10 Years with African Female Directors: 10 Films to Celebrate


Madrid, June 6, 2022. For the tenth consecutive year, and also on the occasion of the tenth anniversary of the Women for Africa Foundation, the cinema exhibition Ellas Son Cine returns, which will take place from Tuesday May the 17th to Saturday May the 21st at our usual venue Sala Berlanga, the SGAE Foundation’s movie theater.

To celebrate the screening’s tenth anniversary, ten films will be screened instead of the usual five. Ten films produced by African female directors along with which we present a plural, innovative and feminist vision of the African film scene. Every day there will be a double session at 6:00 p.m. and 8:00 p.m. In the first shift some of the best films that have passed through Ellas Son Cine during the nine previous editions will be screened. While every day at 8:00 pm you can enjoy great films unreleased in the cycle, although unlike other years, films from other decades have been included in order to provide a broader perspective to the realities shown.

On Tuesday, May 17, the opening will take place at the 8:00 p.m. session with the presence of our President, María Teresa Fernández de la Vega, the directors Nadia El Fani (Tunisia), Machérie Ekwa Bahango (Democratic Republic of Congo), Desiree Kahikopo-Meiffret (Namibia), Nadine Ibrahim (Nigeria) and the commissioner of the exhibition, Guadalupe Arensburg.

These directors will also participate in a round table discussion, moderated by Inés París, as part of the international conference Women’s Bridges. Proposals from the South for Global Change, which is also organized by Women for Africa. The conference will be attended by more than 80 top-level African and Latin American political leaders, on May 19 and 20 in Madrid.

I Am Not a Witch, by Zambian Rungano Nyoni, will be the first film to be screened at the exhibition. Multi-award-winning film of 2017 that, among others, won a Bafta Award and the British Independent Film Award for Best Director. This will be followed by Les silences du palais, by Tunisian Moufida Tlatli. This 1994 intimate drama is considered the first feature film directed by a woman in the Arab world.

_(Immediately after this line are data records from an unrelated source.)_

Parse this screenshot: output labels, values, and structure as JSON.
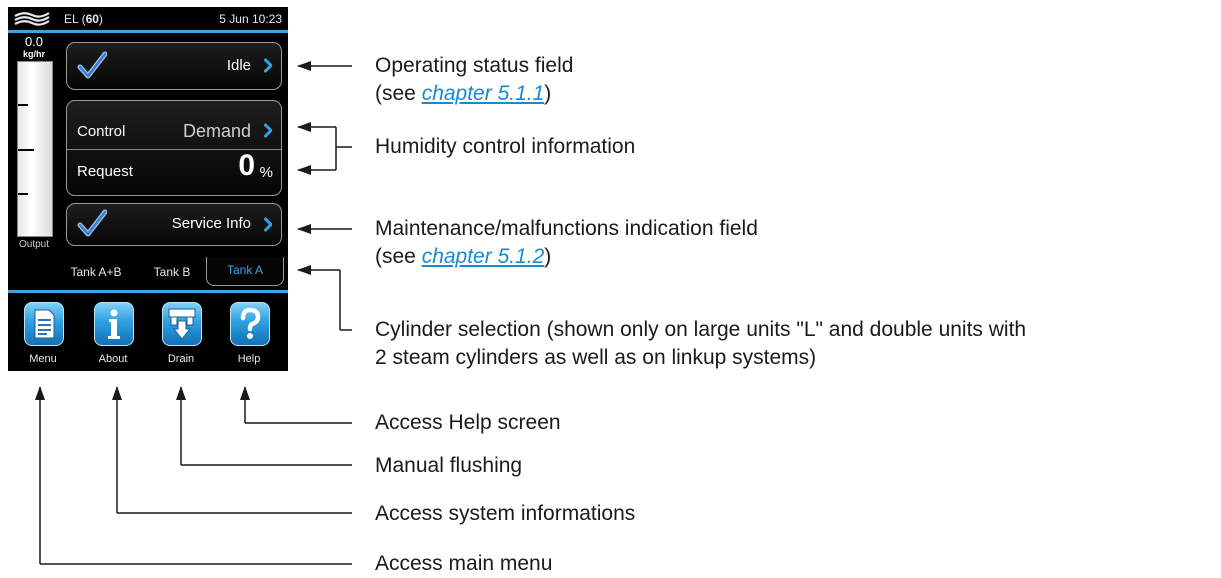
{
  "screen": {
    "logo_icon": "wave-logo-icon",
    "unit_label_prefix": "EL (",
    "unit_label_num": "60",
    "unit_label_suffix": ")",
    "datetime": "5 Jun 10:23",
    "output_value": "0.0",
    "output_unit": "kg/hr",
    "output_label": "Output",
    "status": {
      "text": "Idle",
      "icon": "checkmark-icon"
    },
    "control": {
      "label": "Control",
      "value": "Demand"
    },
    "request": {
      "label": "Request",
      "value": "0",
      "unit": "%"
    },
    "service": {
      "text": "Service Info",
      "icon": "checkmark-icon"
    },
    "tabs": [
      "Tank A+B",
      "Tank B",
      "Tank A"
    ],
    "active_tab": "Tank A",
    "nav": [
      {
        "label": "Menu",
        "icon": "document-icon"
      },
      {
        "label": "About",
        "icon": "info-icon"
      },
      {
        "label": "Drain",
        "icon": "drain-icon"
      },
      {
        "label": "Help",
        "icon": "help-icon"
      }
    ],
    "accent_color": "#3aa6e0"
  },
  "annotations": {
    "status_line1": "Operating status field",
    "status_line2_pre": "(see ",
    "status_link": "chapter 5.1.1",
    "status_line2_post": ")",
    "humidity": "Humidity control information",
    "maint_line1": "Maintenance/malfunctions indication field",
    "maint_line2_pre": "(see ",
    "maint_link": "chapter 5.1.2",
    "maint_line2_post": ")",
    "cyl_line1": "Cylinder selection (shown only on large units \"L\" and double units with",
    "cyl_line2": "2 steam cylinders as well as on linkup systems)",
    "help": "Access Help screen",
    "drain": "Manual flushing",
    "about": "Access system informations",
    "menu": "Access main menu"
  }
}
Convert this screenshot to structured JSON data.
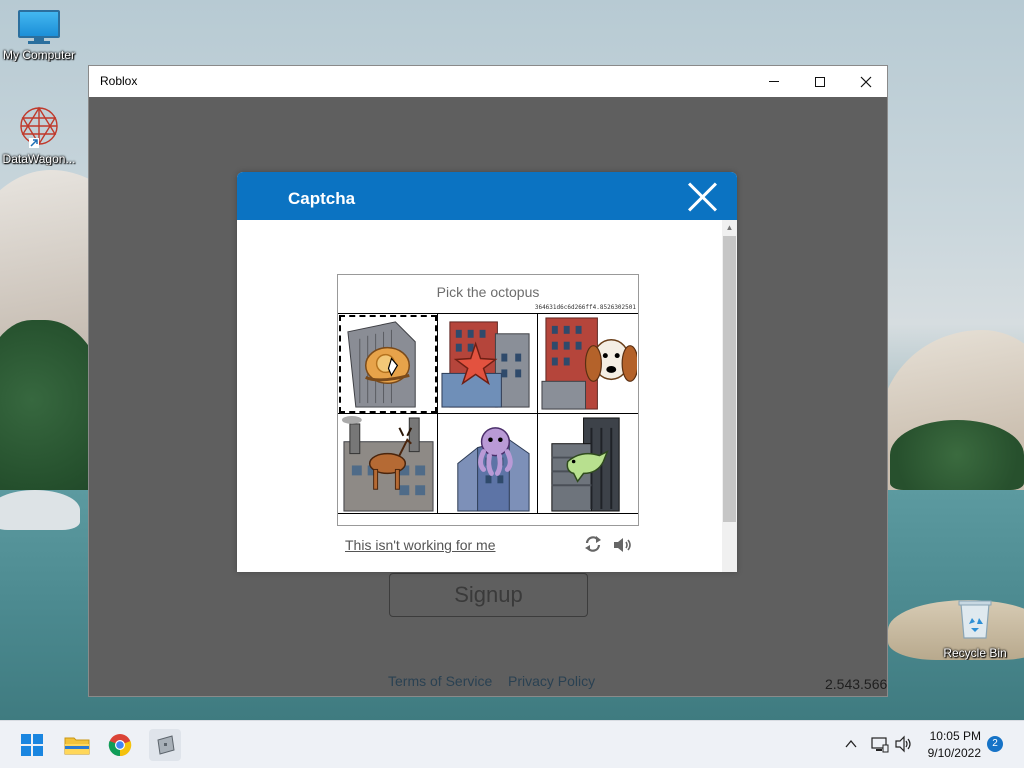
{
  "desktop": {
    "icons": [
      {
        "label": "My Computer"
      },
      {
        "label": "DataWagon..."
      },
      {
        "label": "Recycle Bin"
      }
    ]
  },
  "window": {
    "title": "Roblox",
    "signup_label": "Signup",
    "footer": {
      "terms": "Terms of Service",
      "privacy": "Privacy Policy"
    },
    "version": "2.543.566"
  },
  "captcha": {
    "title": "Captcha",
    "prompt": "Pick the octopus",
    "puzzle_id": "364631d6c6d266ff4.8526302501",
    "help_link": "This isn't working for me",
    "tiles": [
      {
        "animal": "snail"
      },
      {
        "animal": "starfish"
      },
      {
        "animal": "dog"
      },
      {
        "animal": "deer"
      },
      {
        "animal": "octopus"
      },
      {
        "animal": "dinosaur"
      }
    ]
  },
  "taskbar": {
    "time": "10:05 PM",
    "date": "9/10/2022",
    "notification_count": "2"
  }
}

On Wednesday 18, Nommer 37, an intense South African thriller with Hitchcockian overtones directed by Nosipho Dumisa, will be projected at the first screening. Afterwards, at 8:00 p.m. there will be a screening of L’enfant endormi, the Moroccan film by Yasmine Kassari that participated at the Venice Film Festival in 2004 and won at the Mar del Plata Festival in 2005. It is a harrowing drama about immigration and waiting, with traces of magical realism.

Thursday 19’s program is dedicated to music and dance. It will begin with À peine j’ouvre les yeux, by Tunisian Leyla Bouzid, a 2015 vitalist film about the awakening to adulthood of a rebellious and nonconformist young woman. Later, Farewell Amor, a 2020 film directed by Tanzanian Ekwa Msangi that tells the story about the reconciliation of a family of immigrants in the United States through dance, will be played.

On Friday, May 20, the second screening is dedicated to Bonne mère. Second feature film by actress and director Hafsia Herzi, and an unreleased film in our country. Although, it won the award in the Un certain regard section for Best Cast in the 2021 edition of Cannes. In the first shift, at 18:00, the Nigerian drama Zin’naariya! a 2016 film directed by Rahmatou Keïta will be screened.

On Saturday, at 6:00 p.m., it is the turn of Jusqu’à la fin des temps, a 2017 Algerian film directed by Yasmine Chouikh, which tells a story about the love of the elderly in the Arab world, a theme that is almost unknown of in Maghrebi cinema. The show will close at 8:00 pm with Atlantique, winner of the Grand Jury Prize at the Cannes Film Festival in 2019. Directed by the French-Senegalese Mati Diop, Atlantique is a story of poverty, social inequality and immigration with tinges of fantastic and horror cinema, an original and risky proposal that has earned it multiple and important awards.

If there is one thing in common between the films screened in this tenth edition, it is their contribution to building bridges between Africa and the rest of the world through a feminine, feminist and egalitarian point of view. In a world as globalized as the one we live in, it is necessary to establish fruitful and prosperous communication networks that go beyond commercial development and take into account the human component. In conjunction with the summit Women’s Bridges: Proposals from the South for Global Change, held on May 19 and 20, the Ellas Son Cine series also seeks to exchange experiences and thoughts that inspire proposals for a positive transformation of our societies.

The audiovisual world plays a very important role in breaking the barriers that are an obstacle to equality between men and women. That is why the Women for Africa Foundation has considered this domain as one of the most important ones in its action plan.

Ellas son cine is the main audiovisual project of the Women for Africa Foundation. The aim of the exhibit is to promote the knowledge and enjoyment, at the national level, of films directed by African women. Before celebrating its tenth anniversary, Ellas son Cine has screened 47 feature films and 7 short films from 20 different countries.